Here are my questions:

1. is this correct?
2. I'm implicitly assuming that if I take a basis element of $T_{A_{Y}}$, if I express it in the basis of a topology under $Y$, then it must be expressable (if thats a word) as a basis element of the subspace of $Y$ under $X$. Must this be the case? Could it not be but be expressable under some other topology?

Answer 1

It's worth being explicit about the topologies you're working with here. We are assuming $X$ is a topological space, so there is a topology $T$ on $X$ with open sets $U$.

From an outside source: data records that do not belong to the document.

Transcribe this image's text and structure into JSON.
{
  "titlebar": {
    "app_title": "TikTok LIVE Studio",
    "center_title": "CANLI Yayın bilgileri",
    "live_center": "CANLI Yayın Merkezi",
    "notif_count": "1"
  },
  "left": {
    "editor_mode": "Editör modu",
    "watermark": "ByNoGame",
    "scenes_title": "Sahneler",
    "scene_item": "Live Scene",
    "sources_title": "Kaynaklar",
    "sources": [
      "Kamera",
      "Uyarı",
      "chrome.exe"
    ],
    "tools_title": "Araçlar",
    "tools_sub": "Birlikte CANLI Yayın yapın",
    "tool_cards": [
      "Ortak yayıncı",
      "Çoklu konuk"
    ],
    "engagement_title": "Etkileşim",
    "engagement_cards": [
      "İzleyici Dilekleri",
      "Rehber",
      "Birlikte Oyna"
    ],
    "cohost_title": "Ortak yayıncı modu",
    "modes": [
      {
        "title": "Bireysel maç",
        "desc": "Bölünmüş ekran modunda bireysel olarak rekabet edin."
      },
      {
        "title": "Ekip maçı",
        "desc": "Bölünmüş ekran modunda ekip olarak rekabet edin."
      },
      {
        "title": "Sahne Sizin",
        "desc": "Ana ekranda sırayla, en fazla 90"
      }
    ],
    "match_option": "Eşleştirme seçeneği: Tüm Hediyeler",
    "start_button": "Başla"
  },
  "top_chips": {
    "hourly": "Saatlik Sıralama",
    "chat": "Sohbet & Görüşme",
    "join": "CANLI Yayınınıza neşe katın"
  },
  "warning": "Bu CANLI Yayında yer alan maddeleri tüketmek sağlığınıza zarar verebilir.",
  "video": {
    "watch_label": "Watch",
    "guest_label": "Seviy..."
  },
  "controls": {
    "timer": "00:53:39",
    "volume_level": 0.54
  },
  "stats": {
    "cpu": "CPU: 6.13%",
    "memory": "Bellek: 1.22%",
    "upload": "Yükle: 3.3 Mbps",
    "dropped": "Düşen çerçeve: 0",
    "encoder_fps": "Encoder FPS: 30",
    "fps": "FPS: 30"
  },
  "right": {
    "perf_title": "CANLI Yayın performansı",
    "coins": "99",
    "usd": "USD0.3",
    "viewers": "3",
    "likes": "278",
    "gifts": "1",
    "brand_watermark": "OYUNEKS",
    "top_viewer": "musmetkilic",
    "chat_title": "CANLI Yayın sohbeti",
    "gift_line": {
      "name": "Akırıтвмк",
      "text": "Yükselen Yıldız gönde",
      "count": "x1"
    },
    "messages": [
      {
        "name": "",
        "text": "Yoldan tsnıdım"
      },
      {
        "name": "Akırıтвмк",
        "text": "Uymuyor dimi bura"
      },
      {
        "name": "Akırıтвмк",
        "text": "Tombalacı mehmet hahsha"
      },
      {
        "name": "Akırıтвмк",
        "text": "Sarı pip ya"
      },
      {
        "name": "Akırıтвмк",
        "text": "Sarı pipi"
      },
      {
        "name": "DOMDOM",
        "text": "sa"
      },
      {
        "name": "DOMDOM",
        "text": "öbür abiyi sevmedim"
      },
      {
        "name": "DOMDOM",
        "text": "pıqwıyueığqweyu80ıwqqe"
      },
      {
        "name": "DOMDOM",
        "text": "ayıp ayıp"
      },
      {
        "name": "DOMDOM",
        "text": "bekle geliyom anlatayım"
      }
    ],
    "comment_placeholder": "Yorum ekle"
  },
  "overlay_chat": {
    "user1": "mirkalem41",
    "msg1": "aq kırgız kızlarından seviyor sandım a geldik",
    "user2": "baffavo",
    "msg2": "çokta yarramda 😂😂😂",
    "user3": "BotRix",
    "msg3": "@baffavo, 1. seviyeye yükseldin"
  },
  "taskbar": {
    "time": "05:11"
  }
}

If $Y$ is a subspace of $X$, then the subspace topology on $Y$ is given by $$T'=\{Y\cap U: U\in T\}.$$

Next, there is a topology defined on $Y$, with $A$ being a subset of $Y$, so we can define the subspace topology on $A$ that it inherits as a subspace of $Y$ as $$T''=\{A\cap V: V\in T'\}.$$ Finally, since $X$ is a topological space with $A\subseteq X$, we can define the subspace topology on $A$ that it inherits as a subspace of $X$ as $$T'''=\{A\cap U: U\in T\}.$$

Your goal is to show $T''=T'''$. Try attacking this with an element chasing argument by showing $T''\subseteq T'''$ and $T'''\subseteq T''.$ Notice no bases are mentioned. It's usually ill-advised to assume the existence of a basis for a topology unless you're referring to the topology itself, which is always a basis. But in that case, you're just doing the element chasing argument I suggested since the basis is the topology itself, with elements the open sets.

So, just show open sets of the correct form are contained in each topology.

A hint to get you started:

You started to show $T''\subseteq T'''$. If $A\cap V$ is an element of $T''$, then since $V=Y\cap U$ for some $U\in T$, we may write $A\cap V = A\cap (Y\cap U)=(A\cap Y)\cap U=A\cap U$, since $A$ is a subset of $Y$.